Vegan Stuffing

Ingredients:  ½ loaf gluten free sour dough bread cut into ¾" cubes (5 cups)  ½ large onion diced  (1 cup)  2 celery stalks diced  (1 cup)  8 ounces crimini mushrooms stems trimmed, sliced, and cut in ½ (3 ¼ cups)

Ingredients continued:  1 teaspoon finely chopped fresh thyme  1 teaspoon finely chopped fresh sage  1 garlic clove minced  ½ teaspoon salt  Pepper to taste  1 cup low sodium vegetable broth  1 tablespoon olive oil

 Preheat oven to 350°. Spread bread cubes onto 2 sheet pans in a single layer. Toast at 350° for 10-15 minutes or until crisp and dried all the way through.

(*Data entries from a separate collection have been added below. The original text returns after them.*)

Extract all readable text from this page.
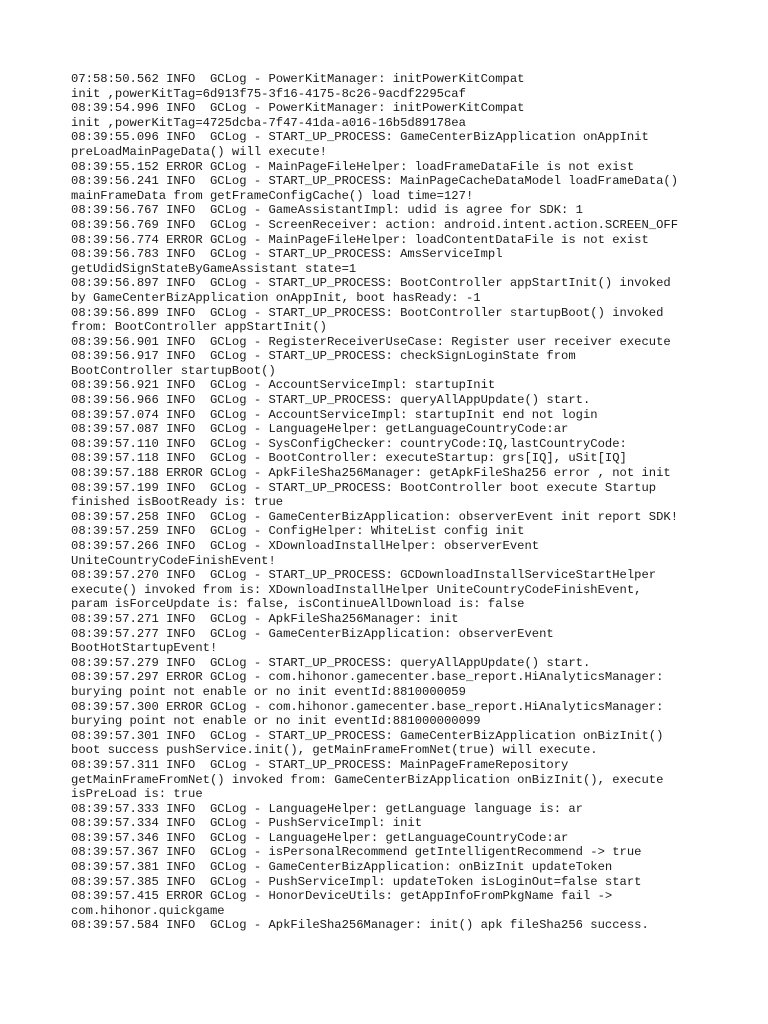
07:58:50.562 INFO  GCLog - PowerKitManager: initPowerKitCompat
init ,powerKitTag=6d913f75-3f16-4175-8c26-9acdf2295caf
08:39:54.996 INFO  GCLog - PowerKitManager: initPowerKitCompat
init ,powerKitTag=4725dcba-7f47-41da-a016-16b5d89178ea
08:39:55.096 INFO  GCLog - START_UP_PROCESS: GameCenterBizApplication onAppInit
preLoadMainPageData() will execute!
08:39:55.152 ERROR GCLog - MainPageFileHelper: loadFrameDataFile is not exist
08:39:56.241 INFO  GCLog - START_UP_PROCESS: MainPageCacheDataModel loadFrameData()
mainFrameData from getFrameConfigCache() load time=127!
08:39:56.767 INFO  GCLog - GameAssistantImpl: udid is agree for SDK: 1
08:39:56.769 INFO  GCLog - ScreenReceiver: action: android.intent.action.SCREEN_OFF
08:39:56.774 ERROR GCLog - MainPageFileHelper: loadContentDataFile is not exist
08:39:56.783 INFO  GCLog - START_UP_PROCESS: AmsServiceImpl
getUdidSignStateByGameAssistant state=1
08:39:56.897 INFO  GCLog - START_UP_PROCESS: BootController appStartInit() invoked
by GameCenterBizApplication onAppInit, boot hasReady: -1
08:39:56.899 INFO  GCLog - START_UP_PROCESS: BootController startupBoot() invoked
from: BootController appStartInit()
08:39:56.901 INFO  GCLog - RegisterReceiverUseCase: Register user receiver execute
08:39:56.917 INFO  GCLog - START_UP_PROCESS: checkSignLoginState from
BootController startupBoot()
08:39:56.921 INFO  GCLog - AccountServiceImpl: startupInit
08:39:56.966 INFO  GCLog - START_UP_PROCESS: queryAllAppUpdate() start.
08:39:57.074 INFO  GCLog - AccountServiceImpl: startupInit end not login
08:39:57.087 INFO  GCLog - LanguageHelper: getLanguageCountryCode:ar
08:39:57.110 INFO  GCLog - SysConfigChecker: countryCode:IQ,lastCountryCode:
08:39:57.118 INFO  GCLog - BootController: executeStartup: grs[IQ], uSit[IQ]
08:39:57.188 ERROR GCLog - ApkFileSha256Manager: getApkFileSha256 error , not init
08:39:57.199 INFO  GCLog - START_UP_PROCESS: BootController boot execute Startup
finished isBootReady is: true
08:39:57.258 INFO  GCLog - GameCenterBizApplication: observerEvent init report SDK!
08:39:57.259 INFO  GCLog - ConfigHelper: WhiteList config init
08:39:57.266 INFO  GCLog - XDownloadInstallHelper: observerEvent
UniteCountryCodeFinishEvent!
08:39:57.270 INFO  GCLog - START_UP_PROCESS: GCDownloadInstallServiceStartHelper
execute() invoked from is: XDownloadInstallHelper UniteCountryCodeFinishEvent,
param isForceUpdate is: false, isContinueAllDownload is: false
08:39:57.271 INFO  GCLog - ApkFileSha256Manager: init
08:39:57.277 INFO  GCLog - GameCenterBizApplication: observerEvent
BootHotStartupEvent!
08:39:57.279 INFO  GCLog - START_UP_PROCESS: queryAllAppUpdate() start.
08:39:57.297 ERROR GCLog - com.hihonor.gamecenter.base_report.HiAnalyticsManager:
burying point not enable or no init eventId:8810000059
08:39:57.300 ERROR GCLog - com.hihonor.gamecenter.base_report.HiAnalyticsManager:
burying point not enable or no init eventId:881000000099
08:39:57.301 INFO  GCLog - START_UP_PROCESS: GameCenterBizApplication onBizInit()
boot success pushService.init(), getMainFrameFromNet(true) will execute.
08:39:57.311 INFO  GCLog - START_UP_PROCESS: MainPageFrameRepository
getMainFrameFromNet() invoked from: GameCenterBizApplication onBizInit(), execute
isPreLoad is: true
08:39:57.333 INFO  GCLog - LanguageHelper: getLanguage language is: ar
08:39:57.334 INFO  GCLog - PushServiceImpl: init
08:39:57.346 INFO  GCLog - LanguageHelper: getLanguageCountryCode:ar
08:39:57.367 INFO  GCLog - isPersonalRecommend getIntelligentRecommend -> true
08:39:57.381 INFO  GCLog - GameCenterBizApplication: onBizInit updateToken
08:39:57.385 INFO  GCLog - PushServiceImpl: updateToken isLoginOut=false start
08:39:57.415 ERROR GCLog - HonorDeviceUtils: getAppInfoFromPkgName fail ->
com.hihonor.quickgame
08:39:57.584 INFO  GCLog - ApkFileSha256Manager: init() apk fileSha256 success.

 Increase oven temperature to 375°. Heat olive oil in a large skillet over medium heat. Add diced celery and onions. Cook until starting to soften, about 5-6 minutes.

 Add mushrooms, thyme, sage, and garlic. Cook until tender, about 4-5 minutes. Add salt and pepper.

 Add low sodium vegetable broth. Fold in bread cubes making sure to coat all the cubes. Season with more salt and pepper, if needed.

 Transfer mixture to an oiled 7 ½" x 9 ½" baking dish (or similar size that holds 2.75 quarts). Cover with aluminum foil.

 Bake at 375° for 30 minute. Remove aluminum foil and bake another 10 minutes, or until golden brown.